Wcześniej prokuratura Turcji zażądała aresztowania jednego z emerytowanych admirałów Erguna Mengi, a wobec kolejnych dziewięciu - nałożenia aresztu domowego. Sprawa została przekazana do sądu w celu ustanowienia środka zapobiegawczego.

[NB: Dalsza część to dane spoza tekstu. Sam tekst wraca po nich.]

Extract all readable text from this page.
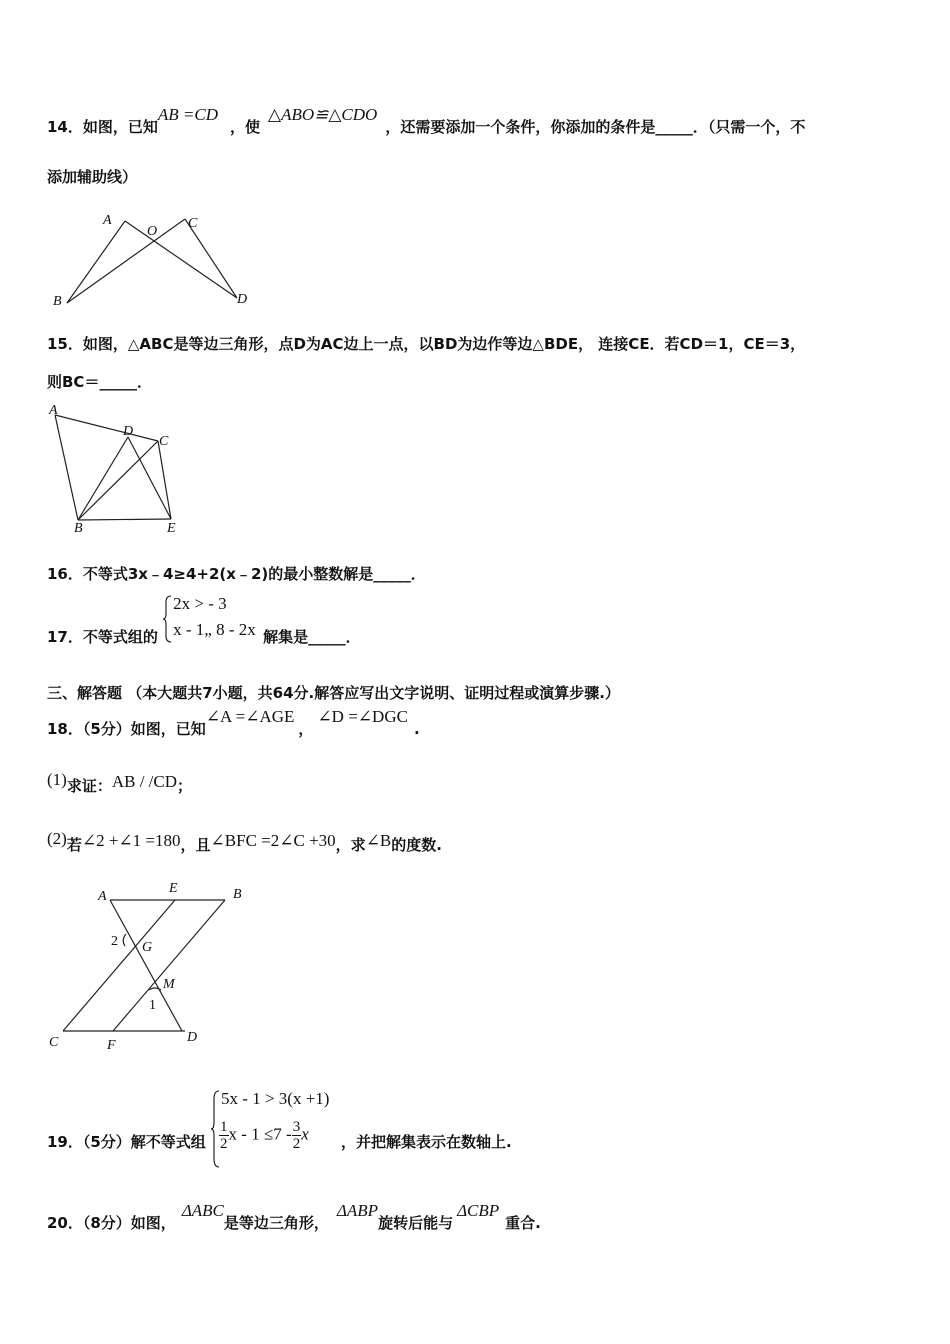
14．如图，已知AB =CD，使△ABO≌△CDO，还需要添加一个条件，你添加的条件是_____．（只需一个，不
添加辅助线）
A
O
C
B	D
15．如图，△ABC是等边三角形，点D为AC边上一点，以BD为边作等边△BDE， 连接CE．若CD＝1，CE＝3，
则BC＝_____．
A
D
C
B	E
16．不等式3x﹣4≥4+2(x﹣2)的最小整数解是_____．
17．不等式组的
2x > - 3
x - 1„ 8 - 2x 解集是_____．
三、解答题 （本大题共7小题，共64分.解答应写出文字说明、证明过程或演算步骤.）
18．（5分）如图，已知∠A =∠AGE，∠D =∠DGC.
(1)求证：AB / /CD；
(2)若∠2 +∠1 =180，且∠BFC =2∠C +30，求∠B的度数.
A
E	B
2 G
M
1
C	F
D
19．（5分）解不等式组
5x - 1 > 3(x +1)
$\frac{1}{2}$ $x - 1 \le 7 - \frac{3}{2}$ x ，并把解集表示在数轴上.
20．（8分）如图，ΔABC是等边三角形，ΔABP旋转后能与ΔCBP重合.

4 kwietnia opublikowano list 104 emerytowanych tureckich admirałów. Nazwali konwencję z Montreux dyplomatycznym zwycięstwem Turcji, która przywróciła suwerenne prawa do cieśniny Bosfor i Dardanele. Admirałowie uznali również za niedopuszczalną dyskusję o rewizji umowy w związku z projektem kanału Stambuł, który powinien przebiegać równolegle do Bosforu i łączyć Morze Marmara z Morzem Czarnym. W związku z wypowiedziami prezydenta Turcji Recepa Tayyipa Erdogana o możliwym opracowaniu nowej ustawy zasadniczej kraju autorzy listu wezwali do zachowania tureckiej konstytucji.
Erdogan nazwał list emerytowanych admirałów niedopuszczalnym, zauważając, że wojsko nie może ingerować w politykę. Jednocześnie potwierdził swoje zaangażowane w konwencję z Montreux, nie wykluczając przyszłej dyskusji na ten temat „ze względu na lepsze warunki”.

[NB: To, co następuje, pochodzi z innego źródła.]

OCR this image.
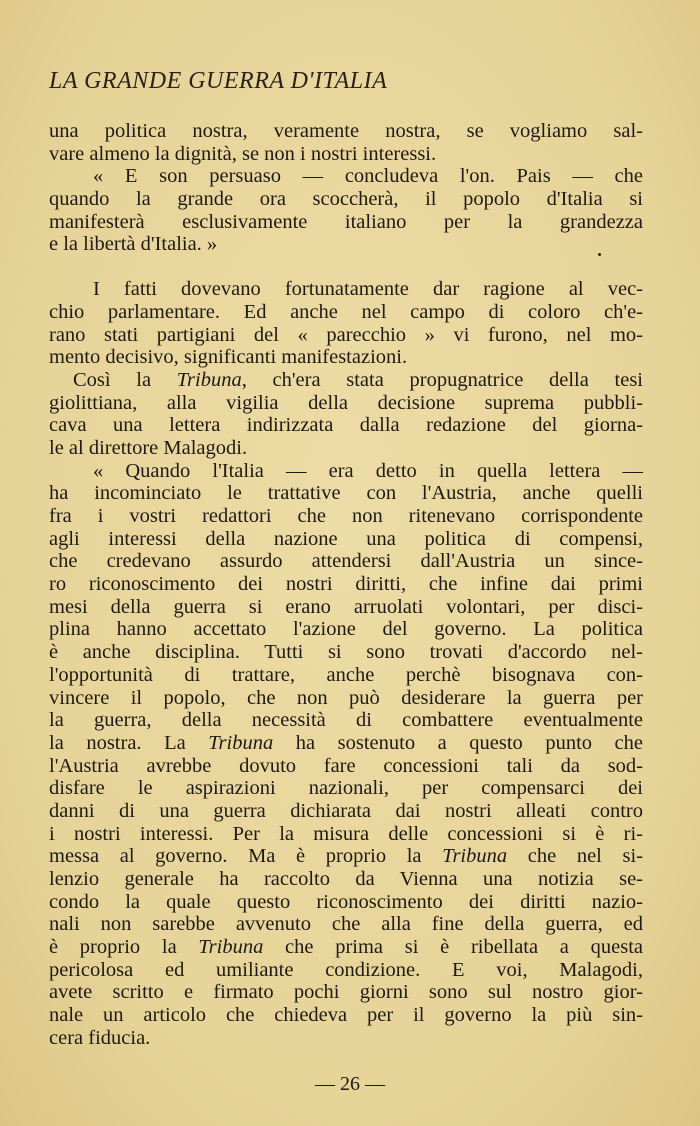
LA GRANDE GUERRA D'ITALIA
una politica nostra, veramente nostra, se vogliamo sal-
vare almeno la dignità, se non i nostri interessi.
« E son persuaso — concludeva l'on. Pais — che
quando la grande ora scoccherà, il popolo d'Italia si
manifesterà esclusivamente italiano per la grandezza
e la libertà d'Italia. »
I fatti dovevano fortunatamente dar ragione al vec-
chio parlamentare. Ed anche nel campo di coloro ch'e-
rano stati partigiani del « parecchio » vi furono, nel mo-
mento decisivo, significanti manifestazioni.
Così la Tribuna, ch'era stata propugnatrice della tesi
giolittiana, alla vigilia della decisione suprema pubbli-
cava una lettera indirizzata dalla redazione del giorna-
le al direttore Malagodi.
« Quando l'Italia — era detto in quella lettera —
ha incominciato le trattative con l'Austria, anche quelli
fra i vostri redattori che non ritenevano corrispondente
agli interessi della nazione una politica di compensi,
che credevano assurdo attendersi dall'Austria un since-
ro riconoscimento dei nostri diritti, che infine dai primi
mesi della guerra si erano arruolati volontari, per disci-
plina hanno accettato l'azione del governo. La politica
è anche disciplina. Tutti si sono trovati d'accordo nel-
l'opportunità di trattare, anche perchè bisognava con-
vincere il popolo, che non può desiderare la guerra per
la guerra, della necessità di combattere eventualmente
la nostra. La Tribuna ha sostenuto a questo punto che
l'Austria avrebbe dovuto fare concessioni tali da sod-
disfare le aspirazioni nazionali, per compensarci dei
danni di una guerra dichiarata dai nostri alleati contro
i nostri interessi. Per la misura delle concessioni si è ri-
messa al governo. Ma è proprio la Tribuna che nel si-
lenzio generale ha raccolto da Vienna una notizia se-
condo la quale questo riconoscimento dei diritti nazio-
nali non sarebbe avvenuto che alla fine della guerra, ed
è proprio la Tribuna che prima si è ribellata a questa
pericolosa ed umiliante condizione. E voi, Malagodi,
avete scritto e firmato pochi giorni sono sul nostro gior-
nale un articolo che chiedeva per il governo la più sin-
cera fiducia.
— 26 —
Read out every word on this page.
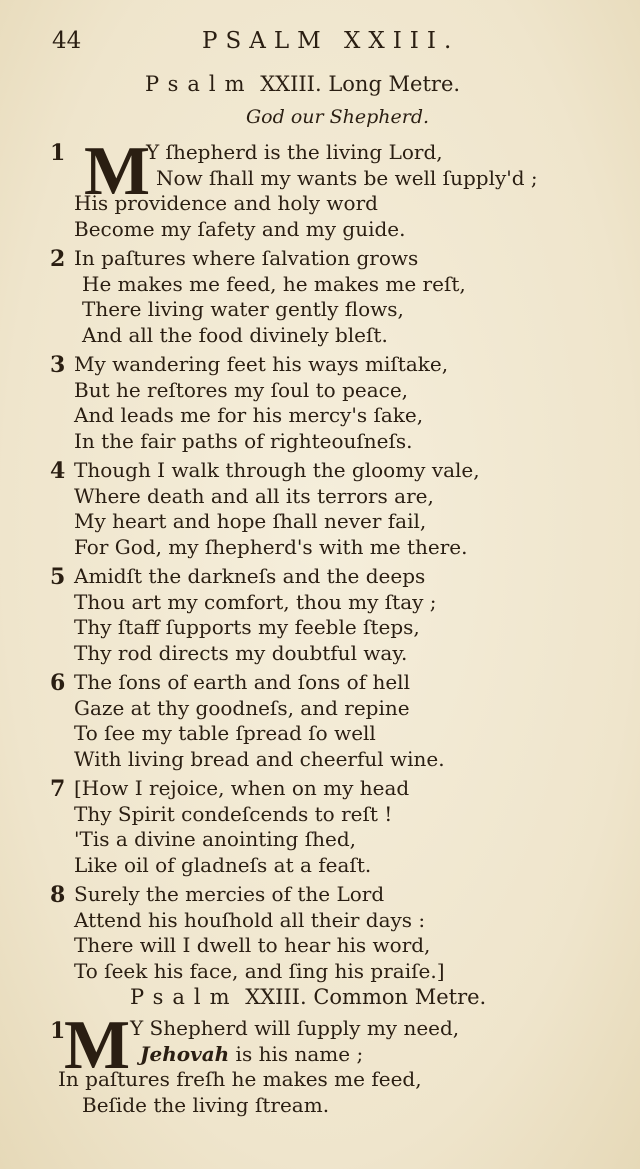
44	PSALM XXIII.
Psalm XXIII. Long Metre.
God our Shepherd.
1 M
Y ſhepherd is the living Lord,
Now ſhall my wants be well ſupply'd ;
His providence and holy word
Become my ſafety and my guide.
2 In paſtures where ſalvation grows
He makes me feed, he makes me reſt,
There living water gently flows,
And all the food divinely bleſt.
3 My wandering feet his ways miſtake,
But he reſtores my ſoul to peace,
And leads me for his mercy's ſake,
In the fair paths of righteouſneſs.
4 Though I walk through the gloomy vale,
Where death and all its terrors are,
My heart and hope ſhall never fail,
For God, my ſhepherd's with me there.
5 Amidſt the darkneſs and the deeps
Thou art my comfort, thou my ſtay ;
Thy ſtaff ſupports my feeble ſteps,
Thy rod directs my doubtful way.
6 The ſons of earth and ſons of hell
Gaze at thy goodneſs, and repine
To ſee my table ſpread ſo well
With living bread and cheerful wine.
7 [How I rejoice, when on my head
Thy Spirit condeſcends to reſt !
'Tis a divine anointing ſhed,
Like oil of gladneſs at a feaſt.
8 Surely the mercies of the Lord
Attend his houſhold all their days :
There will I dwell to hear his word,
To ſeek his face, and ſing his praiſe.]
Psalm XXIII. Common Metre.
1
M Y Shepherd will ſupply my need,
Jehovah is his name ;
In paſtures freſh he makes me feed,
Beſide the living ſtream.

Konwencja z Montreux z 1936 roku zachowuje swobodę przepływu przez Bosfor i Dardanele dla statków handlowych wszystkich krajów zarówno w czasie pokoju, jak i podczas wojny. Jednak zasady przepływu okrętów wojennych są inne dla państw czarnomorskich i spoza Morza Czarnego. W przypadku okrętów wojennych mocarstw spoza Morza Czarnego wprowadzono istotne ograniczenia, dotyczące klasy i czasu przebywania na tych wodach.